At 9:30 a.m. ET (1430 GMT), the Canadian dollar was
at C$1.0411 versus the U.S. dollar, or 96.05 U.S. cents,
stronger than Friday's North American session close at C$1.0427
versus the greenback, or 95.90 U.S. cents.
Cole said the currency was expected to maintain a range
between C$1.0380 to C$1.0420, well off last week's lows, when
the Canadian dollar sank to C$1.0475, or 95.47 U.S. cents, after
the Bank of Canada dropped its tightening bias and investors
shifted expectations for a rate hike well into 2015.
The focus this week is on the European Central Bank and U.S.
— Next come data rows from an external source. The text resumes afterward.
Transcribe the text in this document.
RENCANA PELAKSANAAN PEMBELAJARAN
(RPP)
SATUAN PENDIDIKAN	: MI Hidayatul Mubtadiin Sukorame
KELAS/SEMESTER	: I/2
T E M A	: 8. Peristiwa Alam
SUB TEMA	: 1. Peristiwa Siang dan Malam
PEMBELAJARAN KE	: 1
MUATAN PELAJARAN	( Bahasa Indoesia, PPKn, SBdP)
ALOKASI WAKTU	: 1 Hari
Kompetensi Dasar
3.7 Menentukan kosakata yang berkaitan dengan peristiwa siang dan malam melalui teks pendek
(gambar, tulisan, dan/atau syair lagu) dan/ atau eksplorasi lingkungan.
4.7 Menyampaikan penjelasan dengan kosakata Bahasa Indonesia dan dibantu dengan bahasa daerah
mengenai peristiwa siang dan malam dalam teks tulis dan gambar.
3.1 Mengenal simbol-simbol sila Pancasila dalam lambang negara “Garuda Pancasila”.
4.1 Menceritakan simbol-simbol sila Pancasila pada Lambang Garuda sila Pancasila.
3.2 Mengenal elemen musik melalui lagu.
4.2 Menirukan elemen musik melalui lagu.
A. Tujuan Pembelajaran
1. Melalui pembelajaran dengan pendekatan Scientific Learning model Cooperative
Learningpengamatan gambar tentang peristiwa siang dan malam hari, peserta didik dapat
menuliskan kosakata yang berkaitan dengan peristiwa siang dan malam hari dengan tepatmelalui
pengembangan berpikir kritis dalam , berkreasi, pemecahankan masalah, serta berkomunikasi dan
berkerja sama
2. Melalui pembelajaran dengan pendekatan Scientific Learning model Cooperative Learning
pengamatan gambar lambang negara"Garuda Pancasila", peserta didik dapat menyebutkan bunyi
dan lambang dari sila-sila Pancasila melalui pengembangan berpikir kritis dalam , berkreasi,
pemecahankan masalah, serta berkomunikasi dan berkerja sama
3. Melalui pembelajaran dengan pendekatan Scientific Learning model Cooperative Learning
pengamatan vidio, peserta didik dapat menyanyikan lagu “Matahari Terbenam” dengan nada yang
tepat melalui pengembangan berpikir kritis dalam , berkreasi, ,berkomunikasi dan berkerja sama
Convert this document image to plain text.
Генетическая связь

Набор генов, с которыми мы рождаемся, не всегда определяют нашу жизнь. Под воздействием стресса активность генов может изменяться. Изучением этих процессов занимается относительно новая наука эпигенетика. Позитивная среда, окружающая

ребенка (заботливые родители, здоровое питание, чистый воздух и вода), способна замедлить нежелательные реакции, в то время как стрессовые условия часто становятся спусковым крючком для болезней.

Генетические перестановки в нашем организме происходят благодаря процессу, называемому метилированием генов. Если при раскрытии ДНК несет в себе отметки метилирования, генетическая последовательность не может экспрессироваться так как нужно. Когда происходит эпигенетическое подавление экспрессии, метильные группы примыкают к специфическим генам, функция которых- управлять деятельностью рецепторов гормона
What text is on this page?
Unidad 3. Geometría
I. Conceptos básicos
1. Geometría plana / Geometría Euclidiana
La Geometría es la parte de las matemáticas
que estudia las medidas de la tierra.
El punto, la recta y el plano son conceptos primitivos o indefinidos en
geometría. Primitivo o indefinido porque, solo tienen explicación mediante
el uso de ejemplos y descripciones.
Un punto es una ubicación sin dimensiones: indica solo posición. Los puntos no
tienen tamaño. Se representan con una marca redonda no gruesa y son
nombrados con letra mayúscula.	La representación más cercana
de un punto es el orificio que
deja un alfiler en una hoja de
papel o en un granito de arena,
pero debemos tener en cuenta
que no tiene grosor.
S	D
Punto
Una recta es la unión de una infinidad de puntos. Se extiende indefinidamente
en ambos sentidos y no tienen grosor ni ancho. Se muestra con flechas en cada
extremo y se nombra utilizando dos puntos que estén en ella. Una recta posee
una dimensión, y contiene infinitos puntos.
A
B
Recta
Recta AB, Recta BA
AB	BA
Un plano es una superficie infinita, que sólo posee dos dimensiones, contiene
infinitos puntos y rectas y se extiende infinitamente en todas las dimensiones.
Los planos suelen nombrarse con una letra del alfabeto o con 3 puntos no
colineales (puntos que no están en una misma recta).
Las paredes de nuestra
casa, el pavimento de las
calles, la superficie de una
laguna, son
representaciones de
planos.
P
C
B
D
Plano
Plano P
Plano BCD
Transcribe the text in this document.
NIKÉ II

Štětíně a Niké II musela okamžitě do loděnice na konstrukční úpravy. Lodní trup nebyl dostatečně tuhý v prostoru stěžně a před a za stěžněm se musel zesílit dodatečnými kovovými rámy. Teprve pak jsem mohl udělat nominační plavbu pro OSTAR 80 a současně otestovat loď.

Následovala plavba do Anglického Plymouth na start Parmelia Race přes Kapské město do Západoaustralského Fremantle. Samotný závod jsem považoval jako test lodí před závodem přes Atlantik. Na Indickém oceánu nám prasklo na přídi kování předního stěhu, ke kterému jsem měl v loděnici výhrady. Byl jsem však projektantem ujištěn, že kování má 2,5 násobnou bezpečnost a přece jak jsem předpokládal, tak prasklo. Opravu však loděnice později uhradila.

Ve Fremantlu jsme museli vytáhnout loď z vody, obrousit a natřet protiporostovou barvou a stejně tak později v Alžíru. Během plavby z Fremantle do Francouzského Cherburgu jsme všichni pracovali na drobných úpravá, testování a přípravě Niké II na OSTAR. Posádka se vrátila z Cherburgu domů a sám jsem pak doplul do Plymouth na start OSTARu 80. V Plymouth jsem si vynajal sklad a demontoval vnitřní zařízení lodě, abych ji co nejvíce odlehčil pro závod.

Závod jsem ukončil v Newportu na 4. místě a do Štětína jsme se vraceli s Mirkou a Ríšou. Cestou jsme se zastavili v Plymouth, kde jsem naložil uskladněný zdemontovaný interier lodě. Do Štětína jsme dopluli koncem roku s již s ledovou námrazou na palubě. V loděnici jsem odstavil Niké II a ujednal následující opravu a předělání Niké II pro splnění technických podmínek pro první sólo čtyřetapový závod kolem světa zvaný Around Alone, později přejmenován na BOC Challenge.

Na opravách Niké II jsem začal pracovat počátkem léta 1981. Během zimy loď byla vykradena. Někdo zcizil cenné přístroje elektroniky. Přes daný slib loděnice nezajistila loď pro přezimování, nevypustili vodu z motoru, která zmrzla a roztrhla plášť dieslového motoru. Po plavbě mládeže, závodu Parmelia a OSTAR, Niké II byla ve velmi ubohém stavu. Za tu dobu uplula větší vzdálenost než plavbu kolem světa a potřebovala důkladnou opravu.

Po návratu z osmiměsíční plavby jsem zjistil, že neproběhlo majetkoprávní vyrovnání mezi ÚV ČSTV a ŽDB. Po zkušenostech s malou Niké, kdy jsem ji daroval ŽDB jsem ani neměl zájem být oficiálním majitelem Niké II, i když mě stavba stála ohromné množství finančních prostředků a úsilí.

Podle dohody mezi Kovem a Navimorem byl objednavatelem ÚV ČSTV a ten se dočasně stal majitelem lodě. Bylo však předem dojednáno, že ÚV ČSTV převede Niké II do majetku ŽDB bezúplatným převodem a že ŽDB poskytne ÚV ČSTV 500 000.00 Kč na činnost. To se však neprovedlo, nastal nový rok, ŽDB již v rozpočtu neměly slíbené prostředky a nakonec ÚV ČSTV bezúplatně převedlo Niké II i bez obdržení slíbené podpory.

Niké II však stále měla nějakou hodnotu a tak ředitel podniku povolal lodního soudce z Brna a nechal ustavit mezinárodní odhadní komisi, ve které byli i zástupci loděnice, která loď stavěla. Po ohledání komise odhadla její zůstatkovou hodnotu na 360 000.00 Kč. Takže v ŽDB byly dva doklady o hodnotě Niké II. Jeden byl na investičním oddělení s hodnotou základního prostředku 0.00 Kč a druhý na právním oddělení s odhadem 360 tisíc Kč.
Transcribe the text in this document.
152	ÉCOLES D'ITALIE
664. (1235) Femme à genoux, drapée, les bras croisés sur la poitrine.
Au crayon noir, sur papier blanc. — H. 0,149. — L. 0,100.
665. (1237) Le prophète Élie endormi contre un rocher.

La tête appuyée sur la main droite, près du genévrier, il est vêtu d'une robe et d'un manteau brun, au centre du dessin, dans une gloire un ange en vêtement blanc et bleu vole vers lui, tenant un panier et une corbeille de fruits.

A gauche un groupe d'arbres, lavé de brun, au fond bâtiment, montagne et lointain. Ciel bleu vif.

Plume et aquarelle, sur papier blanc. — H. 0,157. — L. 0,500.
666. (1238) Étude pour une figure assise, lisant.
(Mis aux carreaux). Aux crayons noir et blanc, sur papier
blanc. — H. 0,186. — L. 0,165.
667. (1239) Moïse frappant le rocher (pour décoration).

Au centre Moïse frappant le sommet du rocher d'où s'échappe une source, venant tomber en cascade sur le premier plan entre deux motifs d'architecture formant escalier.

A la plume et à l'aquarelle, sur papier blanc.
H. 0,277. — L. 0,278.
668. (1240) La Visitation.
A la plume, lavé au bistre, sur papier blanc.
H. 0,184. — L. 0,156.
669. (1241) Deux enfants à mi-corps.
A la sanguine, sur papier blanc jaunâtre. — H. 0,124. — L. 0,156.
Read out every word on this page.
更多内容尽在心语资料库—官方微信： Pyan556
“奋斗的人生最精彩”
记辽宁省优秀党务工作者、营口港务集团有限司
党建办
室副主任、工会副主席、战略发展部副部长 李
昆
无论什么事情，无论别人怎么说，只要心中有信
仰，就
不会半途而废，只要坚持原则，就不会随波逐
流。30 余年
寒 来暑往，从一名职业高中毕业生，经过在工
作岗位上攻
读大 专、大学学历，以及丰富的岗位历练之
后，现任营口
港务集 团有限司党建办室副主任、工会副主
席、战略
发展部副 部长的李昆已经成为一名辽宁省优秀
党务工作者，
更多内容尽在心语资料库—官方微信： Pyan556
and Canadian employment data. A drop in euro zone inflation to
well below the ECB's target level and firm money market rates
have convinced many investors that a shift in ECB policy is on
the way and looks set to support prices until the central bank
meets on Thursday.
The Bank of England also holds it policy meeting on Thursday
and is expected to keep rates on hold following a run of
improving UK economic data.
The main North American event this week will be Friday's
U.S. payrolls report, which is expected to show a modest rise of
just 125,000 jobs in October, in the wake of last month's
government shutdown in Washington.
Canadian employment data is also due on Friday and expected
to show 13,500 new jobs added in October, after a gain of just
11,900 in September.
"Domestically in Canada obviously the October jobs report is
the only indicator of any significance, but we've also got all
the global event risk - in terms of central bank meetings, the
ECB in particular - and the U.S. payrolls report on Friday, so
there is a lot going on internationally that could drive the
currency," Cole said.
Canadian government bond prices were higher across the
maturity curve. The two-year bond was up half a
Canadian cent to yield 1.120 percent, and the benchmark 10-year
bond rose 8 Canadian cents to yield 2.489 percent.